Trevor Corkum Reviews A Wholly Satisfying Story from David Bergen
Out of Mind
David Bergen
Goose Lane Editions
David Bergen’s new novel, Out of Mind, finds the Giller winner at the top of his game. The story takes us deep into the mind of Lucille Black, an observant psychiatrist, worried mother and secret lover.
Companion to Bergen’s earlier novel, The Matter with Morris, this latest offering follows Lucille as she journeys from Winnipeg to Thailand to try to rescue her daughter from a shady cult leader, and then on to France where she has agreed to attend the wedding of a younger friend.
A deeply analytical and compelling narrator, Lucille’s travels serve as the narrative cladding for a rich and rewarding examination of memory, identity and loss. Deep into the second act of life, Lucille feels she is coming apart, still reeling from the death of her son in Afghanistan and seemingly adrift in her personal and professional life.
Bergen seems to borrow from Rachel Cusk’s highly successful trilogy of novels (Outline, Transit, Kudos), in which a peripatetic female narrator comes to life through an accretion of minute observations, tangled memory loops and elaborate fantasies.

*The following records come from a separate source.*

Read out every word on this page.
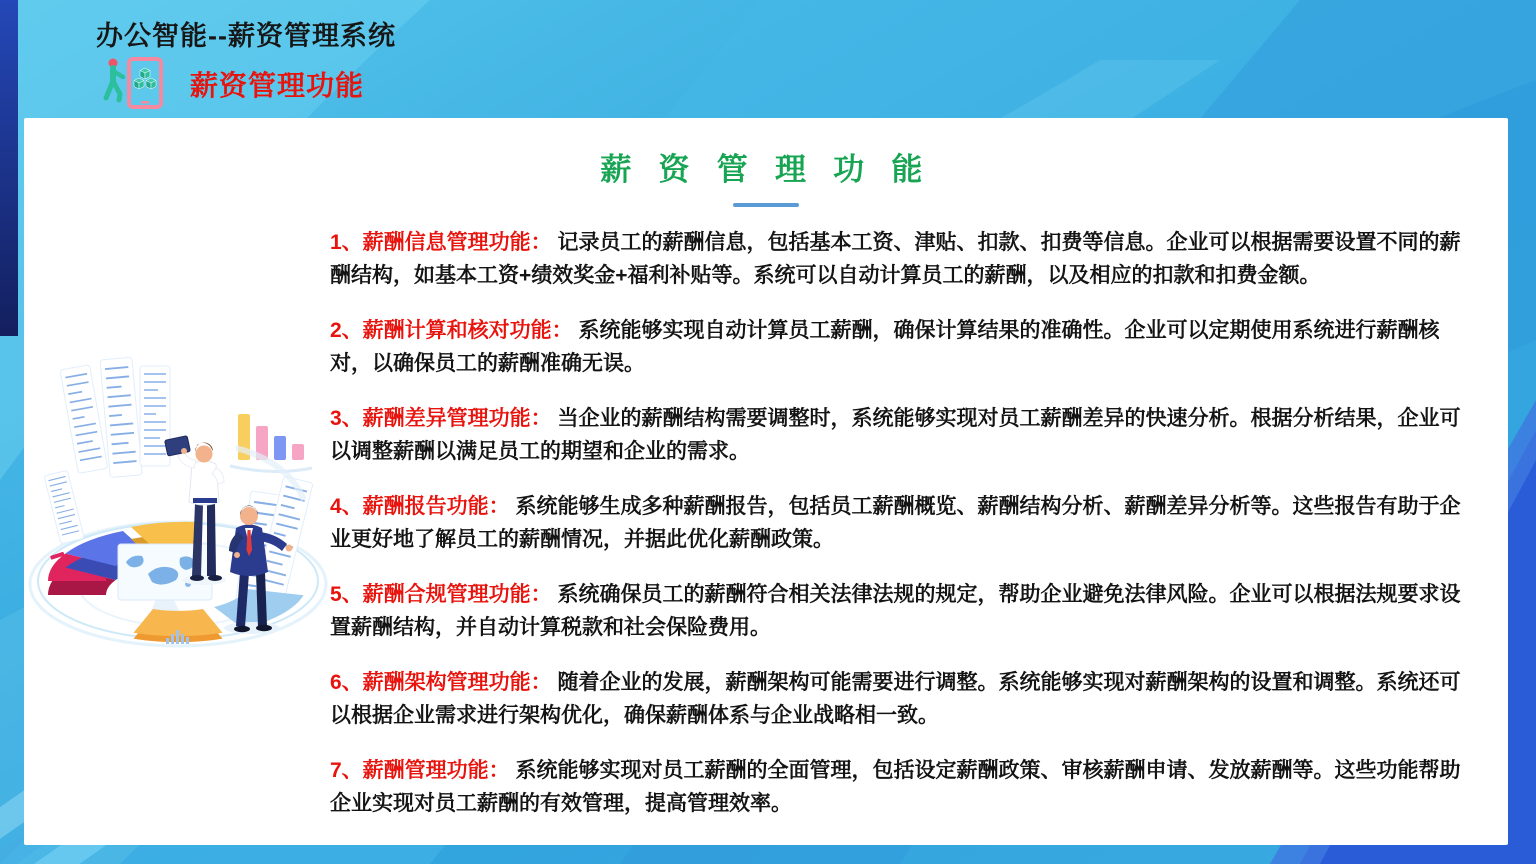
办公智能--薪资管理系统
薪资管理功能
薪 资 管 理 功 能

1、薪酬信息管理功能： 记录员工的薪酬信息，包括基本工资、津贴、扣款、扣费等信息。企业可以根据需要设置不同的薪酬结构，如基本工资+绩效奖金+福利补贴等。系统可以自动计算员工的薪酬，以及相应的扣款和扣费金额。

2、薪酬计算和核对功能： 系统能够实现自动计算员工薪酬，确保计算结果的准确性。企业可以定期使用系统进行薪酬核对，以确保员工的薪酬准确无误。

3、薪酬差异管理功能： 当企业的薪酬结构需要调整时，系统能够实现对员工薪酬差异的快速分析。根据分析结果，企业可以调整薪酬以满足员工的期望和企业的需求。

4、薪酬报告功能： 系统能够生成多种薪酬报告，包括员工薪酬概览、薪酬结构分析、薪酬差异分析等。这些报告有助于企业更好地了解员工的薪酬情况，并据此优化薪酬政策。

5、薪酬合规管理功能： 系统确保员工的薪酬符合相关法律法规的规定，帮助企业避免法律风险。企业可以根据法规要求设置薪酬结构，并自动计算税款和社会保险费用。

6、薪酬架构管理功能： 随着企业的发展，薪酬架构可能需要进行调整。系统能够实现对薪酬架构的设置和调整。系统还可以根据企业需求进行架构优化，确保薪酬体系与企业战略相一致。

7、薪酬管理功能： 系统能够实现对员工薪酬的全面管理，包括设定薪酬政策、审核薪酬申请、发放薪酬等。这些功能帮助企业实现对员工薪酬的有效管理，提高管理效率。
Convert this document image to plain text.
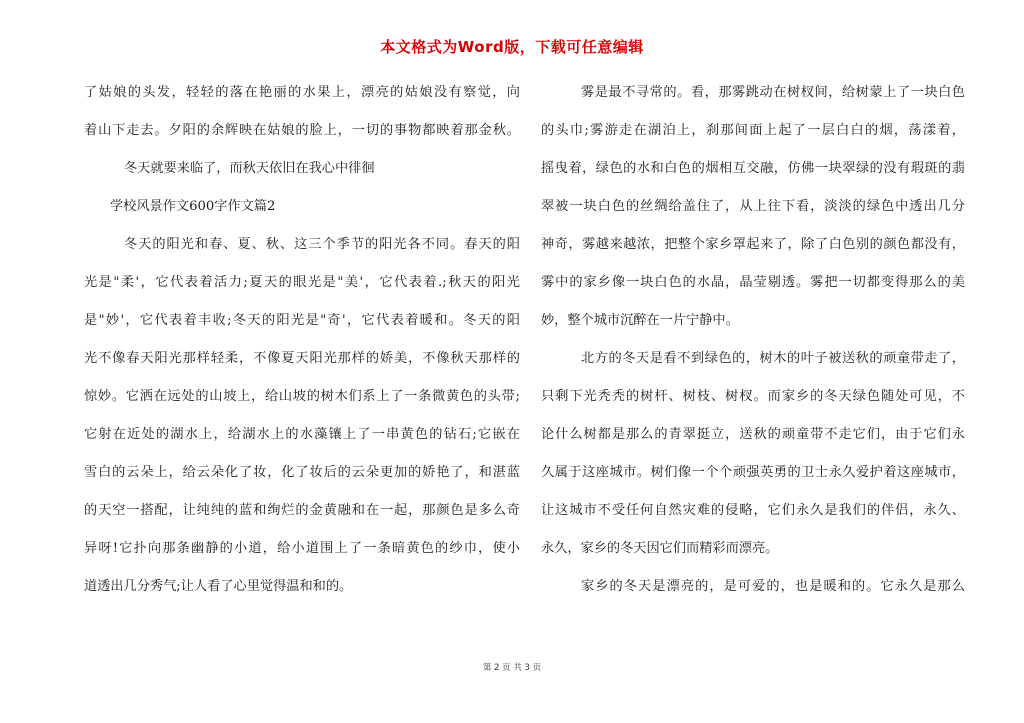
本文格式为Word版，下载可任意编辑
了姑娘的头发，轻轻的落在艳丽的水果上，漂亮的姑娘没有察觉，向
着山下走去。夕阳的余辉映在姑娘的脸上，一切的事物都映着那金秋。
冬天就要来临了，而秋天依旧在我心中徘徊
学校风景作文600字作文篇2
冬天的阳光和春、夏、秋、这三个季节的阳光各不同。春天的阳
光是"柔'，它代表着活力;夏天的眼光是"美'，它代表着.;秋天的阳光
是"妙'，它代表着丰收;冬天的阳光是"奇'，它代表着暖和。冬天的阳
光不像春天阳光那样轻柔，不像夏天阳光那样的娇美，不像秋天那样的
惊妙。它洒在远处的山坡上，给山坡的树木们系上了一条微黄色的头带;
它射在近处的湖水上，给湖水上的水藻镶上了一串黄色的钻石;它嵌在
雪白的云朵上，给云朵化了妆，化了妆后的云朵更加的娇艳了，和湛蓝
的天空一搭配，让纯纯的蓝和绚烂的金黄融和在一起，那颜色是多么奇
异呀!它扑向那条幽静的小道，给小道围上了一条暗黄色的纱巾，使小
道透出几分秀气;让人看了心里觉得温和和的。
雾是最不寻常的。看，那雾跳动在树杈间，给树蒙上了一块白色
的头巾;雾游走在湖泊上，刹那间面上起了一层白白的烟，荡漾着，
摇曳着，绿色的水和白色的烟相互交融，仿佛一块翠绿的没有瑕斑的翡
翠被一块白色的丝绸给盖住了，从上往下看，淡淡的绿色中透出几分
神奇，雾越来越浓，把整个家乡罩起来了，除了白色别的颜色都没有，
雾中的家乡像一块白色的水晶，晶莹剔透。雾把一切都变得那么的美
妙，整个城市沉醉在一片宁静中。
北方的冬天是看不到绿色的，树木的叶子被送秋的顽童带走了，
只剩下光秃秃的树杆、树枝、树杈。而家乡的冬天绿色随处可见，不
论什么树都是那么的青翠挺立，送秋的顽童带不走它们，由于它们永
久属于这座城市。树们像一个个顽强英勇的卫士永久爱护着这座城市，
让这城市不受任何自然灾难的侵略，它们永久是我们的伴侣，永久、
永久，家乡的冬天因它们而精彩而漂亮。
家乡的冬天是漂亮的，是可爱的，也是暖和的。它永久是那么
第 2 页 共 3 页
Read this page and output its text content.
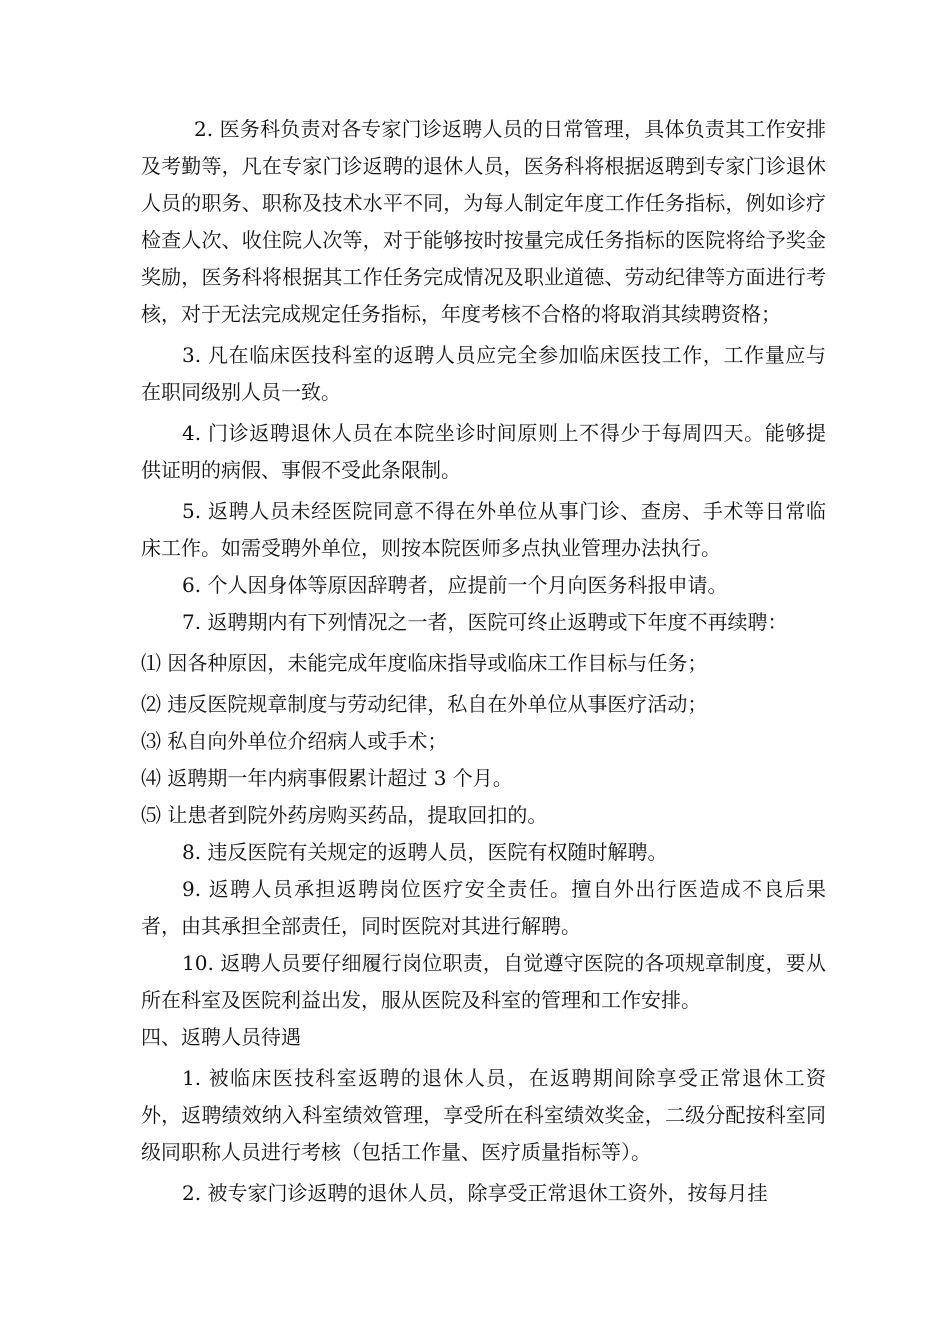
2. 医务科负责对各专家门诊返聘人员的日常管理，具体负责其工作安排及考勤等，凡在专家门诊返聘的退休人员，医务科将根据返聘到专家门诊退休人员的职务、职称及技术水平不同，为每人制定年度工作任务指标，例如诊疗检查人次、收住院人次等，对于能够按时按量完成任务指标的医院将给予奖金奖励，医务科将根据其工作任务完成情况及职业道德、劳动纪律等方面进行考核，对于无法完成规定任务指标，年度考核不合格的将取消其续聘资格；

3. 凡在临床医技科室的返聘人员应完全参加临床医技工作，工作量应与在职同级别人员一致。

4. 门诊返聘退休人员在本院坐诊时间原则上不得少于每周四天。能够提供证明的病假、事假不受此条限制。

5. 返聘人员未经医院同意不得在外单位从事门诊、查房、手术等日常临床工作。如需受聘外单位，则按本院医师多点执业管理办法执行。

6. 个人因身体等原因辞聘者，应提前一个月向医务科报申请。

7. 返聘期内有下列情况之一者，医院可终止返聘或下年度不再续聘：

⑴ 因各种原因，未能完成年度临床指导或临床工作目标与任务；

⑵ 违反医院规章制度与劳动纪律，私自在外单位从事医疗活动；

⑶ 私自向外单位介绍病人或手术；

⑷ 返聘期一年内病事假累计超过 3 个月。

⑸ 让患者到院外药房购买药品，提取回扣的。

8. 违反医院有关规定的返聘人员，医院有权随时解聘。

9. 返聘人员承担返聘岗位医疗安全责任。擅自外出行医造成不良后果者，由其承担全部责任，同时医院对其进行解聘。

10. 返聘人员要仔细履行岗位职责，自觉遵守医院的各项规章制度，要从所在科室及医院利益出发，服从医院及科室的管理和工作安排。

四、返聘人员待遇

1. 被临床医技科室返聘的退休人员，在返聘期间除享受正常退休工资外，返聘绩效纳入科室绩效管理，享受所在科室绩效奖金，二级分配按科室同级同职称人员进行考核（包括工作量、医疗质量指标等）。

2. 被专家门诊返聘的退休人员，除享受正常退休工资外，按每月挂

As we begin to make sense of Lucille’s vulnerability, and the intricate defenses which keep others at a careful remove, our reading pleasure comes from the familiar and wholly satisfying experience of identifying with another person sorting through life’s larger questions: should I risk emotional safety for a dangerous sort of love? What happens if I lose my bearings in the world?
Bergen’s prose here is more meandering than his last novel, the tautly executed Giller-longlisted The Stranger. As a result, Lucille’s life feels much like our own: a zigzag wandering of melancholy and regret, with small physical pleasures thrown in: an extra glass of wine, a long nap. There are no false epiphanies here, no neatly improbable resolutions.
In any case, Out of Mind is a wholly satisfying story that lingers long after the final page.